North Korea said Friday it has tested a new type of cruise missile that could strike U.S. and South Korean warships "at will" if it is attacked, in an apparent reference to the projectiles detected by Seoul when they were launched a day earlier.
The missiles represent the fourth new missile system North Korea said it has introduced and successfully tested this year, sending a defiant message that it will continue to pursue a weapons program that has rattled its neighbors and Washington.
"This new-type cruise rocket is a powerful attack means capable of striking any enemy group of battleships" attempting to attack North Korea and can be used "at will," the North's official Korean Central News Agency said.
It said leader Kim Jong Un observed the launches and that the missiles "accurately detected and hit" floating targets at sea after making "circular flights."
The North's claims cannot be independently confirmed.
According to South Korea's military, North Korea fired several projectiles off its east coast on Thursday morning and they flew about 200 kilometers before splashing down between the Korean Peninsula and Japan.
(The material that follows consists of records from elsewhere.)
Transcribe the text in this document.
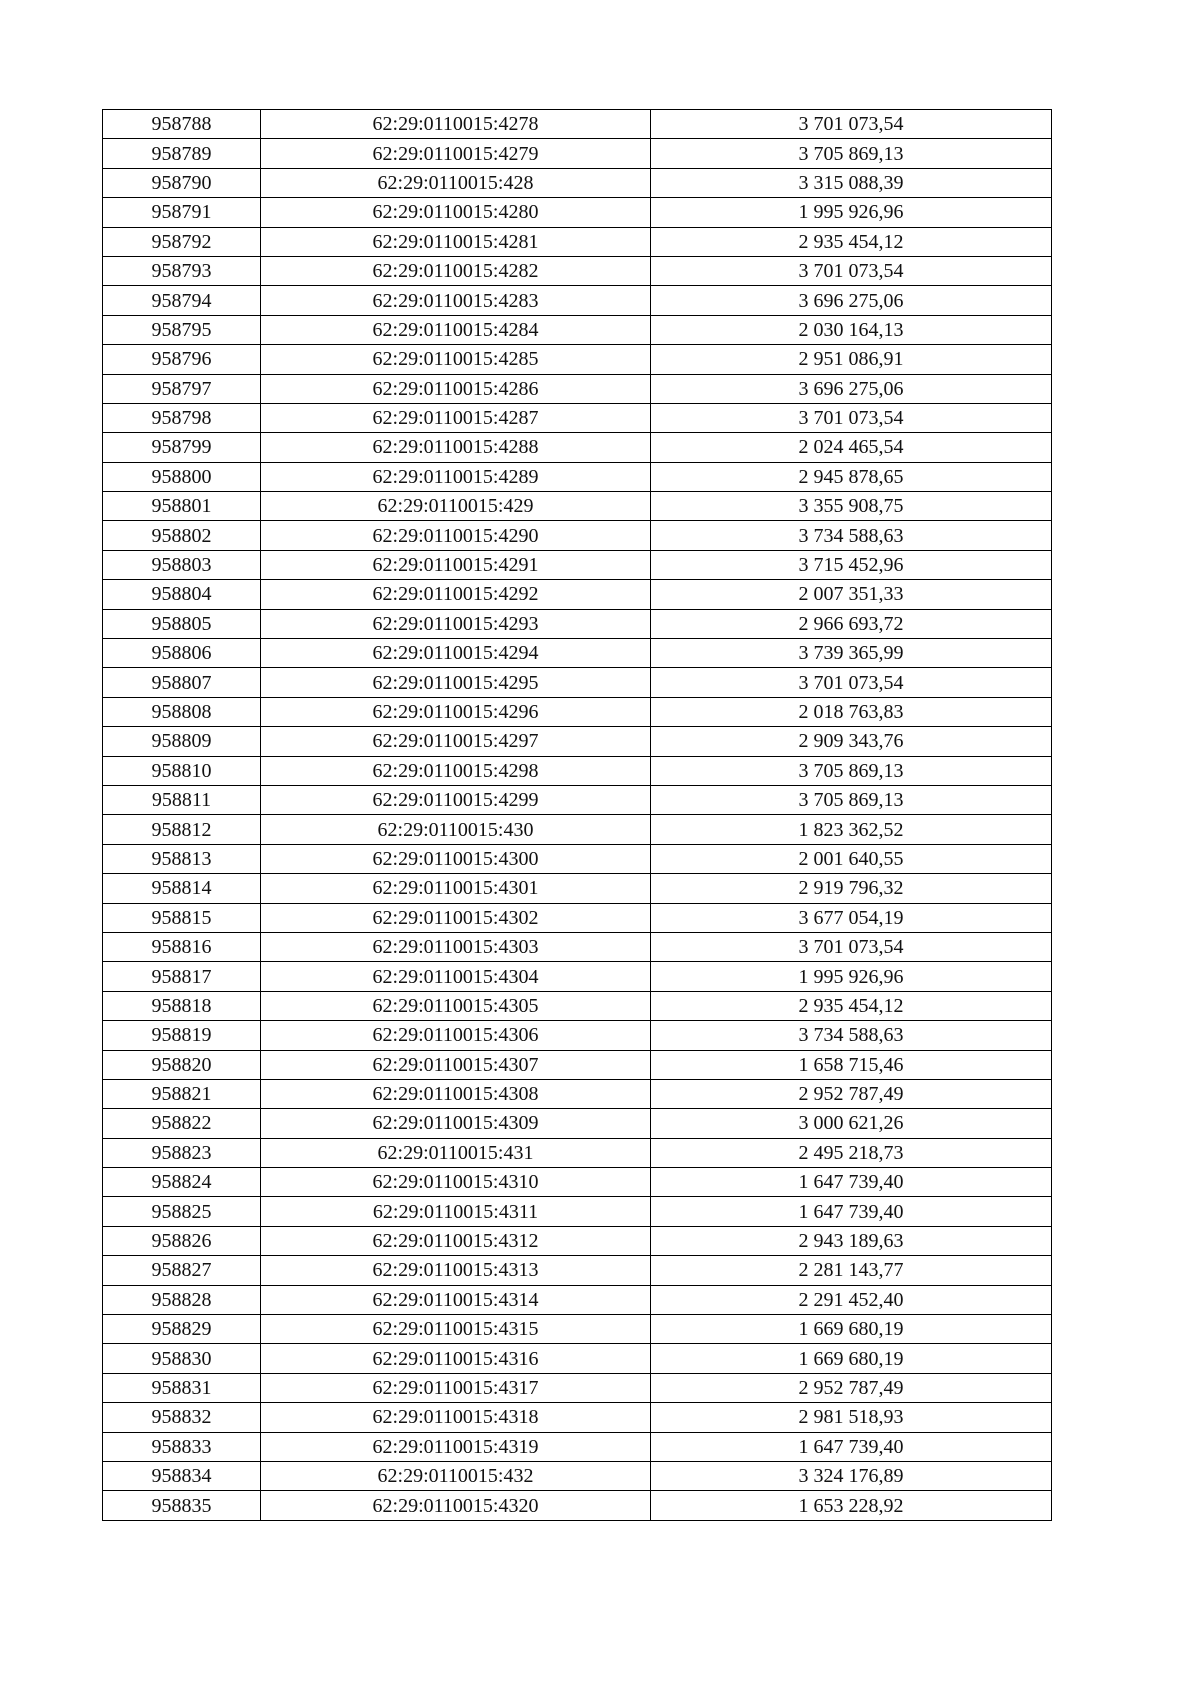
958788	62:29:0110015:4278	3 701 073,54
958789	62:29:0110015:4279	3 705 869,13
958790	62:29:0110015:428	3 315 088,39
958791	62:29:0110015:4280	1 995 926,96
958792	62:29:0110015:4281	2 935 454,12
958793	62:29:0110015:4282	3 701 073,54
958794	62:29:0110015:4283	3 696 275,06
958795	62:29:0110015:4284	2 030 164,13
958796	62:29:0110015:4285	2 951 086,91
958797	62:29:0110015:4286	3 696 275,06
958798	62:29:0110015:4287	3 701 073,54
958799	62:29:0110015:4288	2 024 465,54
958800	62:29:0110015:4289	2 945 878,65
958801	62:29:0110015:429	3 355 908,75
958802	62:29:0110015:4290	3 734 588,63
958803	62:29:0110015:4291	3 715 452,96
958804	62:29:0110015:4292	2 007 351,33
958805	62:29:0110015:4293	2 966 693,72
958806	62:29:0110015:4294	3 739 365,99
958807	62:29:0110015:4295	3 701 073,54
958808	62:29:0110015:4296	2 018 763,83
958809	62:29:0110015:4297	2 909 343,76
958810	62:29:0110015:4298	3 705 869,13
958811	62:29:0110015:4299	3 705 869,13
958812	62:29:0110015:430	1 823 362,52
958813	62:29:0110015:4300	2 001 640,55
958814	62:29:0110015:4301	2 919 796,32
958815	62:29:0110015:4302	3 677 054,19
958816	62:29:0110015:4303	3 701 073,54
958817	62:29:0110015:4304	1 995 926,96
958818	62:29:0110015:4305	2 935 454,12
958819	62:29:0110015:4306	3 734 588,63
958820	62:29:0110015:4307	1 658 715,46
958821	62:29:0110015:4308	2 952 787,49
958822	62:29:0110015:4309	3 000 621,26
958823	62:29:0110015:431	2 495 218,73
958824	62:29:0110015:4310	1 647 739,40
958825	62:29:0110015:4311	1 647 739,40
958826	62:29:0110015:4312	2 943 189,63
958827	62:29:0110015:4313	2 281 143,77
958828	62:29:0110015:4314	2 291 452,40
958829	62:29:0110015:4315	1 669 680,19
958830	62:29:0110015:4316	1 669 680,19
958831	62:29:0110015:4317	2 952 787,49
958832	62:29:0110015:4318	2 981 518,93
958833	62:29:0110015:4319	1 647 739,40
958834	62:29:0110015:432	3 324 176,89
958835	62:29:0110015:4320	1 653 228,92
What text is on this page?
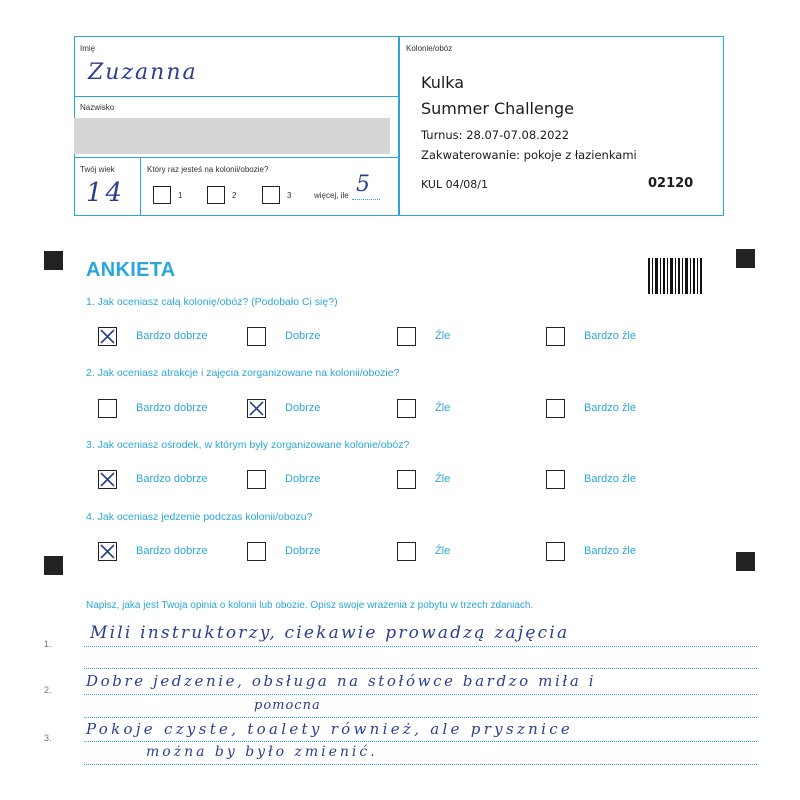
Imię
Zuzanna
Nazwisko
Twój wiek
14
Który raz jesteś na kolonii/obozie?
1	2	3	więcej, ile 5
Kolonie/obóz
Kulka
Summer Challenge
Turnus: 28.07-07.08.2022
Zakwaterowanie: pokoje z łazienkami
KUL 04/08/1	02120
ANKIETA
1. Jak oceniasz całą kolonię/obóz? (Podobało Ci się?)
Bardzo dobrze	Dobrze	Źle	Bardzo źle
2. Jak oceniasz atrakcje i zajęcia zorganizowane na kolonii/obozie?
Bardzo dobrze	Dobrze	Źle	Bardzo źle
3. Jak oceniasz ośrodek, w którym były zorganizowane kolonie/obóz?
Bardzo dobrze	Dobrze	Źle	Bardzo źle
4. Jak oceniasz jedzenie podczas kolonii/obozu?
Bardzo dobrze	Dobrze	Źle	Bardzo źle
Napisz, jaka jest Twoja opinia o kolonii lub obozie. Opisz swoje wrażenia z pobytu w trzech zdaniach.
1.
2.
3.
Mili instruktorzy, ciekawie prowadzą zajęcia
Dobre jedzenie, obsługa na stołówce bardzo miła i
pomocna
Pokoje czyste, toalety również, ale prysznice
można by było zmienić.
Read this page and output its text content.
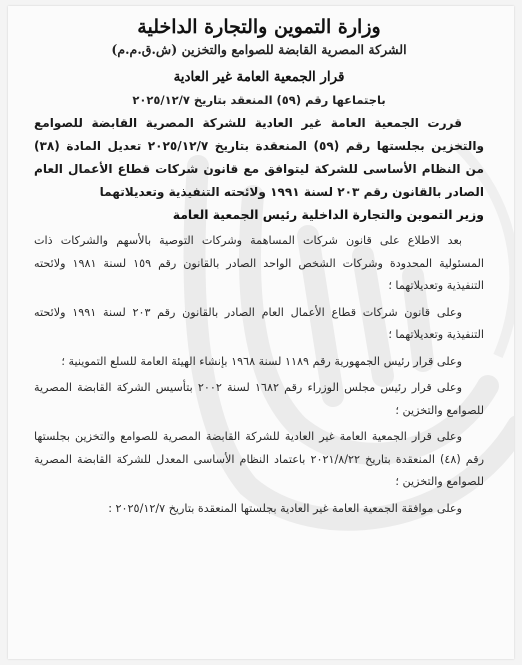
وزارة التموين والتجارة الداخلية
الشركة المصرية القابضة للصوامع والتخزين (ش.ق.م.م)
قرار الجمعية العامة غير العادية
باجتماعها رقم (٥٩) المنعقد بتاريخ ٢٠٢٥/١٢/٧
قررت الجمعية العامة غير العادية للشركة المصرية القابضة للصوامع والتخزين بجلستها رقم (٥٩) المنعقدة بتاريخ ٢٠٢٥/١٢/٧ تعديل المادة (٣٨) من النظام الأساسى للشركة ليتوافق مع قانون شركات قطاع الأعمال العام الصادر بالقانون رقم ٢٠٣ لسنة ١٩٩١ ولائحته التنفيذية وتعديلاتهما
وزير التموين والتجارة الداخلية رئيس الجمعية العامة
بعد الاطلاع على قانون شركات المساهمة وشركات التوصية بالأسهم والشركات ذات المسئولية المحدودة وشركات الشخص الواحد الصادر بالقانون رقم ١٥٩ لسنة ١٩٨١ ولائحته التنفيذية وتعديلاتهما ؛
وعلى قانون شركات قطاع الأعمال العام الصادر بالقانون رقم ٢٠٣ لسنة ١٩٩١ ولائحته التنفيذية وتعديلاتهما ؛
وعلى قرار رئيس الجمهورية رقم ١١٨٩ لسنة ١٩٦٨ بإنشاء الهيئة العامة للسلع التموينية ؛
وعلى قرار رئيس مجلس الوزراء رقم ١٦٨٢ لسنة ٢٠٠٢ بتأسيس الشركة القابضة المصرية للصوامع والتخزين ؛
وعلى قرار الجمعية العامة غير العادية للشركة القابضة المصرية للصوامع والتخزين بجلستها رقم (٤٨) المنعقدة بتاريخ ٢٠٢١/٨/٢٢ باعتماد النظام الأساسى المعدل للشركة القابضة المصرية للصوامع والتخزين ؛
وعلى موافقة الجمعية العامة غير العادية بجلستها المنعقدة بتاريخ ٢٠٢٥/١٢/٧ :
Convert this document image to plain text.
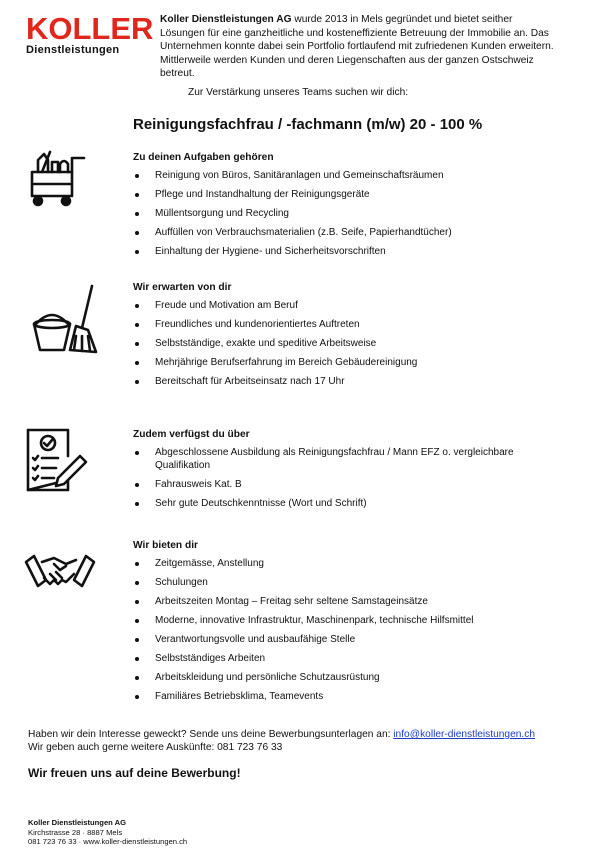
KOLLER
Dienstleistungen
Koller Dienstleistungen AG wurde 2013 in Mels gegründet und bietet seither Lösungen für eine ganzheitliche und kosteneffiziente Betreuung der Immobilie an. Das Unternehmen konnte dabei sein Portfolio fortlaufend mit zufriedenen Kunden erweitern. Mittlerweile werden Kunden und deren Liegenschaften aus der ganzen Ostschweiz betreut.
Zur Verstärkung unseres Teams suchen wir dich:
Reinigungsfachfrau / -fachmann (m/w) 20 - 100 %
Zu deinen Aufgaben gehören
Reinigung von Büros, Sanitäranlagen und Gemeinschaftsräumen
Pflege und Instandhaltung der Reinigungsgeräte
Müllentsorgung und Recycling
Auffüllen von Verbrauchsmaterialien (z.B. Seife, Papierhandtücher)
Einhaltung der Hygiene- und Sicherheitsvorschriften
Wir erwarten von dir
Freude und Motivation am Beruf
Freundliches und kundenorientiertes Auftreten
Selbstständige, exakte und speditive Arbeitsweise
Mehrjährige Berufserfahrung im Bereich Gebäudereinigung
Bereitschaft für Arbeitseinsatz nach 17 Uhr
Zudem verfügst du über
Abgeschlossene Ausbildung als Reinigungsfachfrau / Mann EFZ o. vergleichbare Qualifikation
Fahrausweis Kat. B
Sehr gute Deutschkenntnisse (Wort und Schrift)
Wir bieten dir
Zeitgemässe, Anstellung
Schulungen
Arbeitszeiten Montag – Freitag sehr seltene Samstageinsätze
Moderne, innovative Infrastruktur, Maschinenpark, technische Hilfsmittel
Verantwortungsvolle und ausbaufähige Stelle
Selbstständiges Arbeiten
Arbeitskleidung und persönliche Schutzausrüstung
Familiäres Betriebsklima, Teamevents
Haben wir dein Interesse geweckt? Sende uns deine Bewerbungsunterlagen an: info@koller-dienstleistungen.ch
Wir geben auch gerne weitere Auskünfte: 081 723 76 33
Wir freuen uns auf deine Bewerbung!
Koller Dienstleistungen AG
Kirchstrasse 28 · 8887 Mels
081 723 76 33 · www.koller-dienstleistungen.ch
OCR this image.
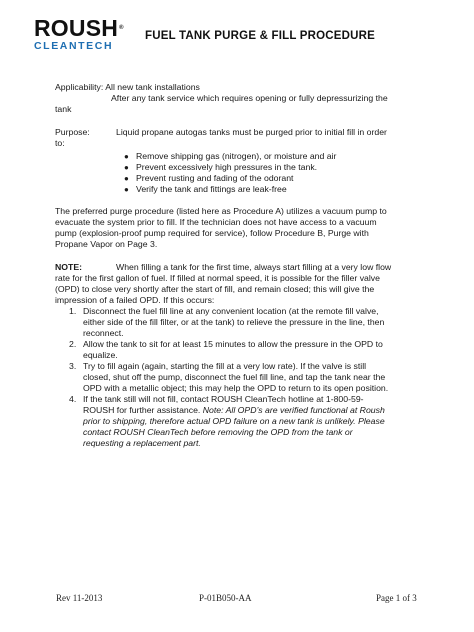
ROUSH®
CLEANTECH
FUEL TANK PURGE & FILL PROCEDURE
Applicability: All new tank installations
After any tank service which requires opening or fully depressurizing the
tank
Purpose:	Liquid propane autogas tanks must be purged prior to initial fill in order
to:
● Remove shipping gas (nitrogen), or moisture and air
● Prevent excessively high pressures in the tank.
● Prevent rusting and fading of the odorant
● Verify the tank and fittings are leak-free
The preferred purge procedure (listed here as Procedure A) utilizes a vacuum pump to
evacuate the system prior to fill. If the technician does not have access to a vacuum
pump (explosion-proof pump required for service), follow Procedure B, Purge with
Propane Vapor on Page 3.
NOTE:	When filling a tank for the first time, always start filling at a very low flow
rate for the first gallon of fuel. If filled at normal speed, it is possible for the filler valve
(OPD) to close very shortly after the start of fill, and remain closed; this will give the
impression of a failed OPD. If this occurs:
1. Disconnect the fuel fill line at any convenient location (at the remote fill valve,
either side of the fill filter, or at the tank) to relieve the pressure in the line, then
reconnect.
2. Allow the tank to sit for at least 15 minutes to allow the pressure in the OPD to
equalize.
3. Try to fill again (again, starting the fill at a very low rate). If the valve is still
closed, shut off the pump, disconnect the fuel fill line, and tap the tank near the
OPD with a metallic object; this may help the OPD to return to its open position.
4. If the tank still will not fill, contact ROUSH CleanTech hotline at 1-800-59-
ROUSH for further assistance. Note: All OPD’s are verified functional at Roush
prior to shipping, therefore actual OPD failure on a new tank is unlikely. Please
contact ROUSH CleanTech before removing the OPD from the tank or
requesting a replacement part.
Rev 11-2013	P-01B050-AA	Page 1 of 3
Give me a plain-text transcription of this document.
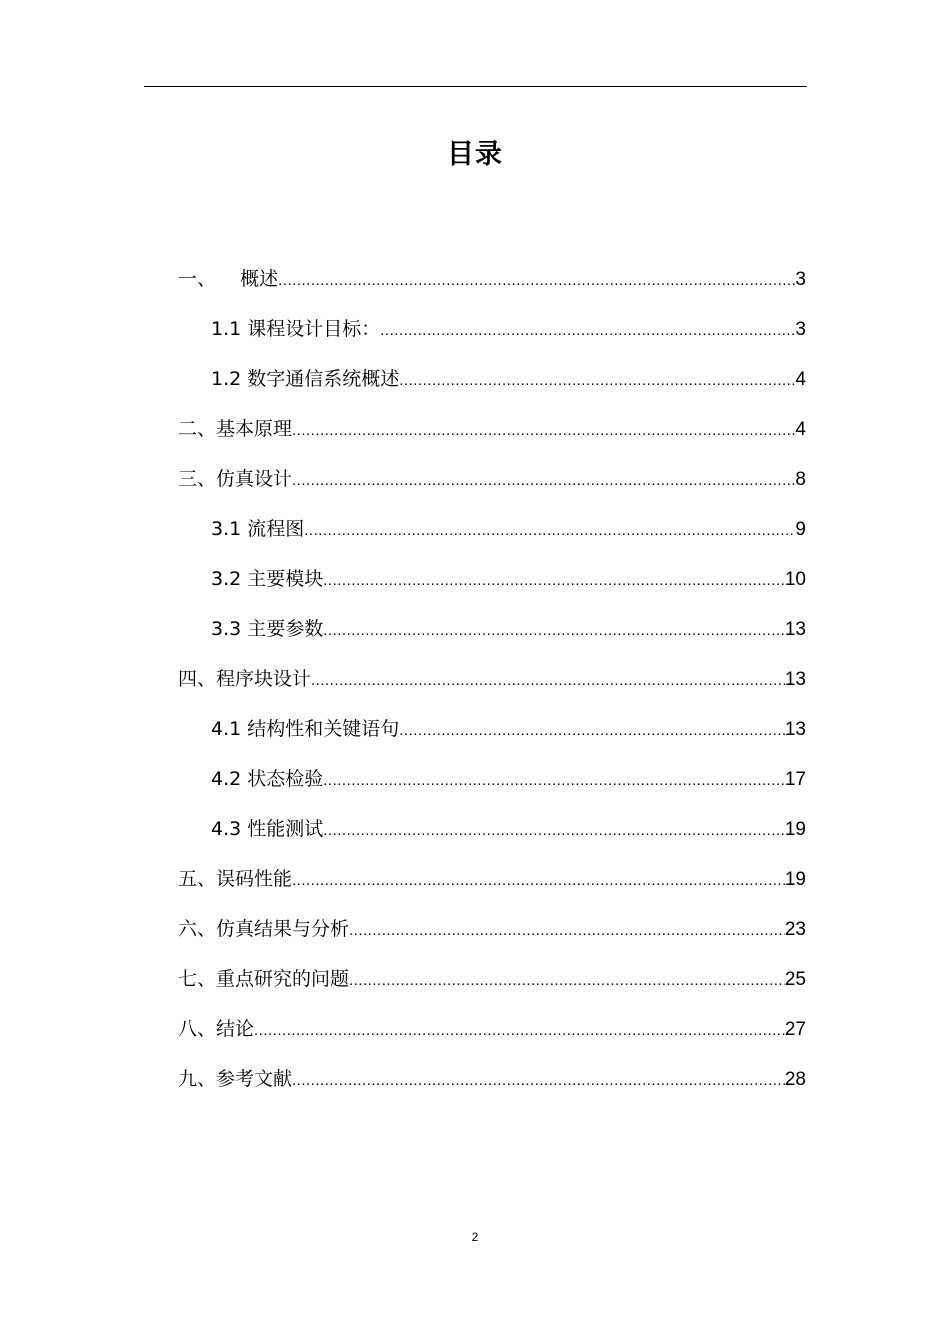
目录
一、    概述 .....	3
1.1 课程设计目标： .....	3
1.2 数字通信系统概述 .....	4
二、基本原理 .....	4
三、仿真设计 .....	8
3.1 流程图 .....	9
3.2 主要模块 .....	10
3.3 主要参数 .....	13
四、程序块设计 .....	13
4.1 结构性和关键语句 .....	13
4.2 状态检验 .....	17
4.3 性能测试 .....	19
五、误码性能 .....	19
六、仿真结果与分析 .....	23
七、重点研究的问题 .....	25
八、结论 .....	27
九、参考文献 .....	28
2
The launch came days after U.S. aircraft carriers USS Carl Vinson and USS Ronald Reagan left those waters after joint exercises with the South Korean navy.
The North's missile tests present a difficult challenge to new South Korean President Moon Jae-in, who has expressed a desire to reach out to the North.
North Korea, which could have a working nuclear-tipped intercontinental ballistic missile in the next several years, may also be the most urgent foreign policy concern for the Trump administration, which has been distracted by domestic political turmoil and has insisted China do more to rein in the North's weapons activities.
Bolivia's UN Ambassador Sacha Llorenti Soliz, the current UN Security Council president, told reporters Thursday he had not received any requests for a meeting on the latest launches.
North Korea's weapons tests are meant to build a nuclear and missile program that can stand up to what it sees as U.S. and South Korean hostility, but they are also considered by outside analysts as ways to make its political demands clear to leaders in Washington and Seoul.
Moon has sought to expand cross-border civilian exchanges as a way to improve ties, but North Korea on Monday rejected a Seoul civic group's offer to provide anti-malaria supplies to protest South Korea's support of fresh UN sanctions adopted last week.
Moon said after the new launches that his government "won't back off even a single step and make any compromise" on the issue of national security.
He also warned that North Korea could only face further international isolation and more economic difficulties.
In what will likely become another source of animosities, Moon's government said it will let two of the four North Korean fishermen recently rescued at sea resettle in the South in accordance with their wishes. The two other fishermen who want to return home were repatriated on Friday.
Pyongyang often accuses Seoul of kidnapping its citizens or enticing them to defect to the South.
Last month, North Korea premiered a powerful new midrange missile that outside experts said flew higher than any other missile previously tested by North Korea.
The North in following weeks launched a solid-fuel midrange missile that can be fired on shorter notice than liquid fuel missiles, and also what it descried a new "precision-guided" missile, which experts say is designed with a maneuverable terminal stage meant to frustrate missile defense systems like the U.S. Terminal High Altitude Area Defense that is being deployed in South Korea.